The 4,000 MacBooks, if purchased, would cost the district more than $3 million, which would also include Apple Professional Learning and heavy-duty cases for each laptop. That’s with a fairly hefty educators’ discount from Apple — one that Kemble said is set to expire by the end of March.

The district’s aging laptops and textbooks are due for a replacement soon anyway, she added. “We would have to spend that money on either laptops or textbooks,” Kemble said of the funds she hopes to allocate on new MacBooks. A 1:1 program at the high school level makes more financial sense in the long run, she said.

“But also, we felt as if it’s a real equity problem, because some students have a device and others don’t,” Kemble said. “This really levels the playing field so that all students have a device and are able to work on it during after-school hours, so it’s not putting some ahead of others.”

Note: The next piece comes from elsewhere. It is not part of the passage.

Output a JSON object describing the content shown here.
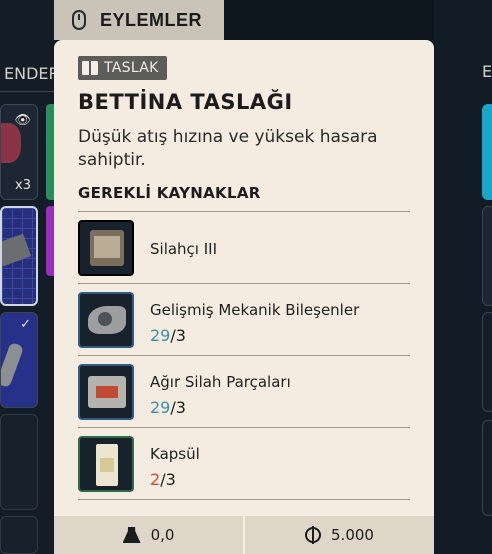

In other business, the board will:

  • Hear a report on the district’s Comprehensive, Integrated, Three-Tiered models, or Ci3T, from Kevin Harrell, executive director of student services, and Leah Wisdom, assistant director of student services. The program is meant to address the social, emotional and behavioral factors that can sometimes stand in the way of a student’s academic progress.
  • Hear an update on the May 2 bond election, for which area voters will be asked to approve an $87 million renovation of Lawrence’s secondary schools, from Julie Boyle, the district’s director of communications.
  • Be asked to approve a board policy committee recommendation regarding board governance and operation procedures.
  • Vote to accept the resignation of board member Kristie Adair, who submitted her resignation to Superintendent Kyle Hayden on Friday. In her resignation letter, Adair cited scheduling conflicts with her business, as well as complaints against the board’s handling of technology and various “ethical challenges,” as the reasons behind her departure.

The board meets at 7 p.m. Monday at district headquarters, 110 McDonald Drive.